About 96% of dietary vitamin B6 is absorbed. Infants need three times as much vitamin B6 as adults. Needs increase with increased protein intake, decrease with fatty acids, or decrease with other B-complex vitamins. High protein intake may deplete vitamin B6 levels.
Signs of vitamin B6 deficiency
- Convulsions in infants
- Muscular twitching
- Painful fissures and cracks on the angle of mouth and on the lips
- Sore throat
- Burning, tingling in hands and feet
- Difficulty in walking
- Reddened, greasy, Painful itchy patches on the skin
- Peripheral neuropathies
- Impaired immunity
The vitamin is widely distributed throughout the diet; deficiency is rare, except in alcoholics, individuals taken isoniazid without B6 supplementation, women taking oral contraceptives, and persons who have schizophrenia.
Increased risk of vitamin B6 deficiency
Alcoholism, use of certain medication (hydralazine, isoniazid, oral contraceptives, and penicillamine) elderly status, pregnancy, schizophrenia, and tuberculosis with isoniazid treatment and no vitamin replacement
Signs of excess
Sensory neuropathy with gait changes and peripheral sensation and muscle incoordination
Use of Vitamin B6 in prevention and therapy
Skin disorders – vitamin B6 may be of benefit in skin eruptions and rashes, including acne and seborrheic dermatitis.
Food allergy – vitamin B6 can reduce sensitivity and allergy to food additives and preservatives.

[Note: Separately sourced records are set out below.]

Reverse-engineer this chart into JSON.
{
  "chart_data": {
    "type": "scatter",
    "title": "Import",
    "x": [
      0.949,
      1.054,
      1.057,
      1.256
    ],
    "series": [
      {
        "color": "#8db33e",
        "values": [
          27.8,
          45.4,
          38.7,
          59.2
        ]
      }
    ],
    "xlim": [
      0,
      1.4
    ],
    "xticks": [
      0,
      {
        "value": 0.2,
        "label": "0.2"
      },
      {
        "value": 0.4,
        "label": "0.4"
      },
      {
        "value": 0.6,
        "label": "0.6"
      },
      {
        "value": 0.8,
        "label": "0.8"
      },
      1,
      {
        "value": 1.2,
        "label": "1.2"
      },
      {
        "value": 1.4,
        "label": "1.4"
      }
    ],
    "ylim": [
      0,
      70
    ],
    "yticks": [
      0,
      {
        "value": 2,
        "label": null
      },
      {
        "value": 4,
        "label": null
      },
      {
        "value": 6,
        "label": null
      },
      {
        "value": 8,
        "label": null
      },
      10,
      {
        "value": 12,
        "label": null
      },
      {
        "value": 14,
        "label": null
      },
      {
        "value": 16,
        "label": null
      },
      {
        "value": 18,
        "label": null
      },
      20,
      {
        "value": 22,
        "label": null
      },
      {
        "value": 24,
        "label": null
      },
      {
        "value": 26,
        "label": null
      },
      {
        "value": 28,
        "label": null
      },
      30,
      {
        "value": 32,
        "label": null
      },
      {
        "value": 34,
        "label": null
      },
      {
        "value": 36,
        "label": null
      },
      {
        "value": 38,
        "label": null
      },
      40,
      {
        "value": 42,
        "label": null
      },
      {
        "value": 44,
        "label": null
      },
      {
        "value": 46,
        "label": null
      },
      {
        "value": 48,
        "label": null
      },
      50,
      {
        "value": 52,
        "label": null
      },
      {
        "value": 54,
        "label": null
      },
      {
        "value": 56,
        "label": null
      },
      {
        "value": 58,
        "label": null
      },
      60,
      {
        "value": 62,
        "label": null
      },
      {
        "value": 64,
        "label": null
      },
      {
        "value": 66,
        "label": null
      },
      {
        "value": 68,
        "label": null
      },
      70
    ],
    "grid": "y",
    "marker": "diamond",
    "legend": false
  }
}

Atherosclerosis – vitamin B6 has multiple beneficial actions in the preservation and treatment of coronary heart disease and peripheral vascular disease.
Bronchial asthma – treatment with vitamin B6 can reduce severity and frequency of asthmatic episodes in children and adults.
Anaemia – vitamin B6 can be beneficial in certain forms of anaemia.
Pregnancy associated nausea and vomiting – vitamin B6 may reduce symptoms
Immunity – supplemental vitamin B6, particularly in people with marginal intakes, helps boost immunity and increase resistance to infection.